Мне говорят, что жизнь уникально одарила меня возможностями. Но, думая о жизни других людей, я нахожу, что они, ничего не видя и не слыша, разгуливают по саду возможностей, многие из которых так и манят к себе: «Эй, вы, идите сюда! Послушайте, вас ждет новый друг. Здесь открывается новый путь, по которому вы можете пойти, свежая роль, которую вы можете сыграть. Ну давайте же, будьте повнимательнее». Но несмотря ни на что, люди бредут по этому саду как лунатики и бормочут себе под нос: «Ничего, ничегошеньки не происходит». И лишь, когда возможность войти в большую жизнь сама бросается под ноги, они на нее натыкаются. Я жила мифической жизнью, потому что краем глаза улавливала летучий проблеск возможности, говорила риску «да» и искала приключений. Конечно, всему этому предшествовало мое принятие жизни как чего-то по сути мифического, отношение к ней, по определению поэта Кристофера Фрайя, как к «проникновению в Бога».

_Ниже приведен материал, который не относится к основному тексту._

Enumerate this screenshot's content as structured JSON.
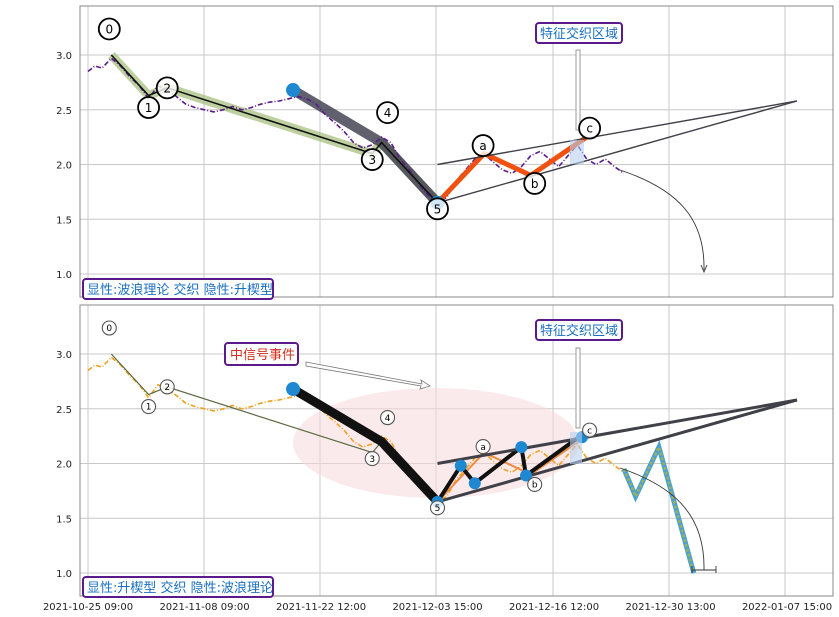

Именно так я уверовала в то, что жизнь породнена с мифом затем, чтобы мы могли идти вперед по пути развития, приближающему нас к духовному источнику, зовущему нас стать чем-то большим, нежели мы есть. Ради этой цели миф остается для нас таким же важным, как дыхание, как руки и ноги. Я считаю, что он часть нас самих. Миф — это отнюдь не ничто, не какая-то незначительная концептуальная неуловимость. Он закодирован в наших клетках и наполняет моря нашего подсознания. Он пребывает в нашем мизинце и играет в позвоночнике так же, как дух. Он обеспечивает нам доступ к ДНК человеческой души, исходным структурам, лежащим в основе нашего бытия. Он дает нам ключ к нашему личному и историческому существованию. Без мифического ключа у нас бы не было ни культуры, ни религии, ни искусства; мы бы остались без архитектуры, драмы, эпоса, ритуалов, социальных обычаев и умственных расстройств. Нас окружал бы серый тоскливый мир, в котором ничто не увлекало бы в эту таинственную и прекрасную страну, бегущую от нас прочь, когда мы пытаемся ее обжить.